2001 2002 2003 2004 2005 2006 2007 2008 2009 2010
10
Aralık 2001/25.Cüz'den
25.Cüz Fussilet Sûresinin
Son Sayfası ile başlıyor.
Şûra Sûresi'ne
Adını veren 38. Âyetin yer aldığı Aşr, Mekke Yılları'nda İlk
Qur'ân Okurları'nın Taswirini yapan Âyetleri Muhtewîdir. "Rablerinden
İsticâb eden"ler bu kez, Qur'ân'da sıklıkla
tekrarlanan "Salât" ve "İnfâq"
Amellerinin birlikte anıldığı Âyetler Grubunun bir
Örneği olan bu Satırlarda, bu İki Temel
Davranışın arasında " İşlerini
aralarında Meşweret ederler" Ziyâdesiyle
anılmaktadır.
Son
Yüzyıl içinde Değişik Amaçlarla Suistimal edilen bu âyetin,
Sözkonusu ettiğim Gramerine Dikkat çekmek istiyorum. "Şûra"nın
"Târihsel Qıraat Wasatları"nın Olumsuz Etkisi
ile "Saltanat"ın "Hükümsüz
Danışmanlığı"na indirgenmesi kadar, "Modern
Qıraat Wasatları"nın "Demokratik
Oydaşması"na indirgenmesi de Hüzün Vericidir. Ne Âl-i
İmrân Sûresi'nin
"Azmettin mi.." diye başlayan Âyetinin Rasûl-i
Ekrem Sonrasına taşırılabilir bir yanı
vardır, ne de Şûra 38in Salât
ve İnfâq arasına yerleşen "Meşweretinin
"İctihâd/Cihâd" Yabanı olan bir Dünyâ ile
eşitlenebilecek, ya da Ona Sıfat edilebilecek bir Boyutu.. "Küresel
Roma"nın
"Kendi kendilerini yönettiklerini sanan"
Yığınları arasından sıyrılıp Sahici
Mikro Meşweretlere de, Küresel Sanal Meşweretlere
ne kadar Muhtacız.
Zuhruf Sûresi 79
Âyetiyle bu Cüzde yer alıyor. Duhân Sûresi de..
Câsiye Sûresi'nin
Son Beş Âyetini dışta bırakarak Bugünün Cüzünü tamamlıyoruz. "Ümmeten Câsiyeten"..

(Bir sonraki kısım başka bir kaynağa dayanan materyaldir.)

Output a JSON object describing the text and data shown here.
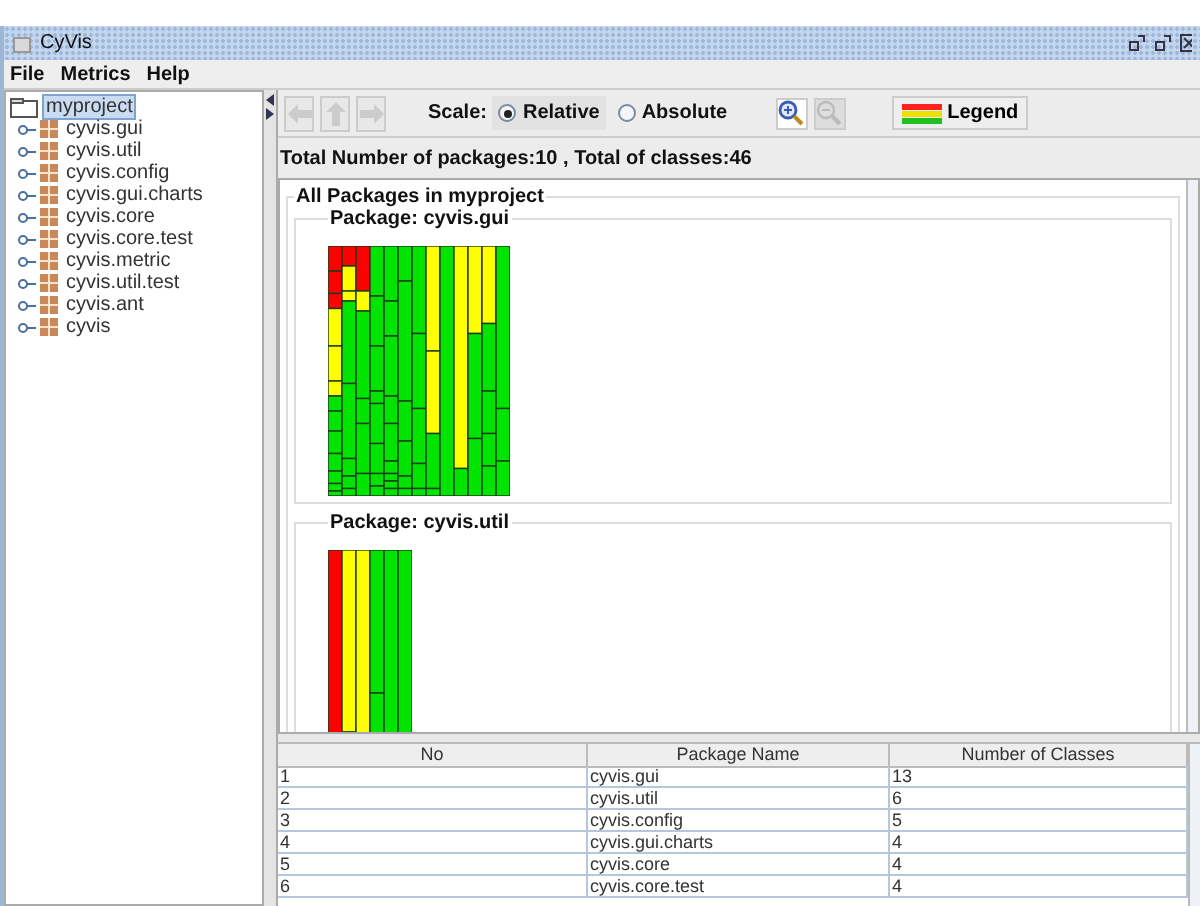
{
  "window": {
    "title": "CyVis"
  },
  "menu": [
    "File",
    "Metrics",
    "Help"
  ],
  "tree": {
    "root": {
      "label": "myproject",
      "selected": true
    },
    "children": [
      {
        "label": "cyvis.gui",
        "selected": false
      },
      {
        "label": "cyvis.util",
        "selected": false
      },
      {
        "label": "cyvis.config",
        "selected": false
      },
      {
        "label": "cyvis.gui.charts",
        "selected": false
      },
      {
        "label": "cyvis.core",
        "selected": false
      },
      {
        "label": "cyvis.core.test",
        "selected": false
      },
      {
        "label": "cyvis.metric",
        "selected": false
      },
      {
        "label": "cyvis.util.test",
        "selected": false
      },
      {
        "label": "cyvis.ant",
        "selected": false
      },
      {
        "label": "cyvis",
        "selected": false
      }
    ]
  },
  "toolbar": {
    "scale_label": "Scale:",
    "scale_options": [
      {
        "label": "Relative",
        "selected": true
      },
      {
        "label": "Absolute",
        "selected": false
      }
    ],
    "legend": "Legend"
  },
  "summary": "Total Number of packages:10 , Total of classes:46",
  "overview": {
    "title": "All Packages in myproject",
    "packages": [
      {
        "title": "Package: cyvis.gui",
        "kind": "treemap"
      },
      {
        "title": "Package: cyvis.util",
        "kind": "treemap"
      }
    ]
  },
  "table": {
    "columns": [
      "No",
      "Package Name",
      "Number of Classes"
    ],
    "rows": [
      [
        "1",
        "cyvis.gui",
        "13"
      ],
      [
        "2",
        "cyvis.util",
        "6"
      ],
      [
        "3",
        "cyvis.config",
        "5"
      ],
      [
        "4",
        "cyvis.gui.charts",
        "4"
      ],
      [
        "5",
        "cyvis.core",
        "4"
      ],
      [
        "6",
        "cyvis.core.test",
        "4"
      ]
    ]
  }
}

Bu İfade Qıyâm Günü diriltilen
Ümmetleri Taswir ediyor.. Hepsi Hesâba sewkolunacaklar.. "Her Ümmet
Kitâbına çağrılır. Onlara denir ki: "Bugün, Size
işlediğinizin Karşılığı verilecektir."
"Bu Kitâbımız gerçekten Sizin aleyhinize nutqeder. Biz
yaptıklarınızı elbette bir bir kaydediyorduk." "Defter-i
A'mâlimizle "Defter-i Kebir"imiz kadar İlgili
miyiz, dersiniz?
Alıntı:
Size İsâbet* eden bir Musibet Ellerinizin* kazandığıdır*. Oysa Allâh Kusurlarınızın çoğunu da affediyor. /Siz Yeryüzünde* Onu Âciz* bırakacak değilsiniz. Ve sizin Allâh'dan başka ne bir Weliniz* vardır ne de bir Yardımcınız*. / Denizde* Yüksek Dağlar* gibi seyretmekte olan Gemiler* onun Âyetlerindendir*. Eğer dileyecek olsa Rüzgarı* durdurur böylece onlar da onun Denizin üstünde kalakalırlar. Bunda çok sabreden* çok şükreden* için gerçekten Âyetler vardır. /Ya da kazandıkları dolayısıyla onları yokeder. Bir çoğunu da affeder. Âyetlerimiz üzerinde bize karşı Mücâdele edenler, kendileri için hiçbir Kaçacak-yer olmadığını bilip öğrensinler diye. /Size verilen herhangi bir Şey, Dünyâ Hayâtının* Metaıdır*. Allâh katında olan ise, daha Hayırlı* ve daha Süreklidir*. İnanıp* Rabb'lerine Tewekkül* edenler için. /Büyükler-Günahlarden* ve Fahşâdan* kaçınanlar ve gazablandıkları* zaman bağışlayanlar*, Rabb'lerine İcâbet* edenler dosdoğru Namazı* kılanlar, İşleri* kendi aralarında Meşweret* olanlar ve kendilerinden Rızıq* olarak İnfâq* edenler, Ve Haqlarına Tecâwüz* edildiğinde Birlik olup karşı koyanlardır*. /Kötülüğün* Karşılığı onun Misli olan Kötülüktür. Ama kim affeder ve Islâh* ederse artık onun Ecri* Allâh'a aittir. Gerçekten o Zâlimleri sevmez. / Kim de Zulme* uğradıktan sonra Nusret* bulacak olursa artık onlar için aleyhlerinde bir Yol* yoktur. Yol ancak İnsanlara zulmeden ve Yeryüzünde* Haqqsız* yere Tecâwüz ve Haqqsızlıkta bulunanların aleyhinedir. /İşte bunlar için Acıklı bir Azâb* vardır. Kim de sabreder* ve bağışlarsa kuşkusuz bu Azme* değen İşlerdendir*. (eş-Şûra/030-043)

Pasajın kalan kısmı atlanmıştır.